Daniele ha passato i cinquant'anni ed è giardiniere da sempre. Il suo lavoro lo fa con passione ma seguendo il ritmo delle stagioni. Prima era una sicurezza, oggi, in quest'estate sopravvissuta alla crisi post-pandemia, un impiego che dura solo tre mesi. Questo è l'accordo che si è riusciti a strappare con l'azienda municipalizzata che a Fiuggi gestisce le due fonti termali, il campo da golf e lo stabilimento di imbottigliamento dell'acqua. Tre parchi enormi e un gruppo che quando le cose andavano bene dava lavoro alla maggior parte delle famiglie di questo paese che per la Ciociaria è sinonimo di terme.
Oggi invece ci lavorano meno di settanta persone. Prima della crisi del 2008 erano oltre 200 e impiegati a tempo indeterminato, ora chi è rimasto è uno stagionale costretto ad arrabattarsi come può per tenere in piedi la propria vita e la propria casa. Daniele si racconta mentre ripercorre i viottoli delle fonti. "Ho due figlie disabili, - dice - è difficile tirare avanti così. Così difficile - continua - che negli anni scorsi qualcuno si è anche suicidato". Esita prima di pronunciare quella parola. Lo fa con una smorfia. Perché qui a Fiuggi la crisi c'era da molto prima che arrivasse il coronavirus. Gli ultimi dodici anni sono stati un lungo declino.

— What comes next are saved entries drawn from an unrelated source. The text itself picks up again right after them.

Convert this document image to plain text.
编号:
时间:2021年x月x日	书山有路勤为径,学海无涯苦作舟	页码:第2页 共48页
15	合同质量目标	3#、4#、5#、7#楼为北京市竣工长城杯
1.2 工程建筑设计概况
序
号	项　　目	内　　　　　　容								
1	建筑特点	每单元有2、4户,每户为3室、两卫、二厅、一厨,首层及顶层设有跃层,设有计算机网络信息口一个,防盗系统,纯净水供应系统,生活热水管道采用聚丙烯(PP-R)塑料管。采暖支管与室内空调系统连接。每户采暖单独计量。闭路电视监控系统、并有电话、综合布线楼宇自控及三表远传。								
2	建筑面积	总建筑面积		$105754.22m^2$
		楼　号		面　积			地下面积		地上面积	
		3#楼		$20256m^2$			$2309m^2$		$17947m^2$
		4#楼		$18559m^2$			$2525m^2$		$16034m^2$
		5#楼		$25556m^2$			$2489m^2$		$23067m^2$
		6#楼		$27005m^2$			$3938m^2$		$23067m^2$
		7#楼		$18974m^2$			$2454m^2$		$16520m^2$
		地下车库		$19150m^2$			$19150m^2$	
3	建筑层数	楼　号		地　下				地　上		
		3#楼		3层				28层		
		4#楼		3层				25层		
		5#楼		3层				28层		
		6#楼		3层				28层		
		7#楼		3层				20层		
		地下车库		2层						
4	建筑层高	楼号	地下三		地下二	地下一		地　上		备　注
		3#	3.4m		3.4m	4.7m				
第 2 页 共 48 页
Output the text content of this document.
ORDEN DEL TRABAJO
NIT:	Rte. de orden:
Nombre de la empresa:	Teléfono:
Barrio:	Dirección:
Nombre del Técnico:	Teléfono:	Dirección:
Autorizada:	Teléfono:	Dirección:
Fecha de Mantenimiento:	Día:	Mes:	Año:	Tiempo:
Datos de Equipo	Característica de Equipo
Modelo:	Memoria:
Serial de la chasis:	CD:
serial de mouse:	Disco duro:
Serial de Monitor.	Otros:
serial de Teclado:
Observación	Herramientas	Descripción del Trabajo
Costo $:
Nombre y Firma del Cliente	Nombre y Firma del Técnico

La Fonte Bonifacio VIII ha riaperto a metà luglio. È lì che si sono concentrati gli sforzi di Daniele e dei suoi colleghi. Ripulire, riordinare, sanificare e aspettare che i clienti arrivassero. A Fiuggi l'acqua termale fa bene ai reni e il cliente tipo ormai è un anziano habitué. Così si cammina a ritmo di musiche melodiche e vecchi ritornelli che sembrano riportare le lancette indietro di diversi decenni. Di persone, però, ce ne sono davvero poche. "Un pianto - commenta Daniele - perché qui una volta ce n'era di vita", ma non in questa stagione in cui il Covid torna a fare paura, soprattutto a chi è più in là con l'età.
Daniele è un delegato sindacale. Si interroga su come sarà il lavoro suo e dei suoi colleghi in futuro. La strada intrapresa dall'amministrazione comunale pare ormai indirizzata senza appello verso la privatizzazione. "La prospettiva ci spaventa - confessa - perché non sappiamo dove andremo a finire e a fare cosa". Privatizzazione, infatti, è sinonimo di spezzatino: ogni assett a una proprietà diversa. Giovanni Gioia è il segretario generale della Filcams Cgil di Frosinone e Latina e quando gli si chiede cosa pensa del passaggio ai privati ammette che è curioso che mentre il Paese sembra muoversi in tutt'altra direzione, qui si scelga questa linea ma l'importante - dice - è proteggere il lavoro e qui il lavoro di protezione ha enorme bisogno.
Il paesaggio che si apre davanti alle telecamere di Collettiva quando si spalancano i cancelli della Fonte Anticolana è spettrale. Un parco immenso. Fontanelle ricoperte dal cellophane. Aiuole un tempo rigogliose oggi vuote. E su tutto incombono i resti del teatro, andato a fuoco anni fa e mai ricostruito. La fonte quest'anno è rimasta chiusa. Daniele scuote la testa quando ricorda che lì andavano le troupe televisive e, negli anni migliori, da lì trasmettevano anche alcuni programmi Rai. E poi c'erano i congressi. Anche per il sindacato quello è stato un punto d'incontro. Gioia ricorda che lì è iniziato il suo impegno quand'era ragazzo. Assemblee con oltre 2 mila delegati, dibattiti, confronti. Un peccato vedere oggi tutta quella magnificenza trasformata in decadenza. Ma la speranza - conclude - resta sempre che questo posto torni a riempirsi di vita e lavoro.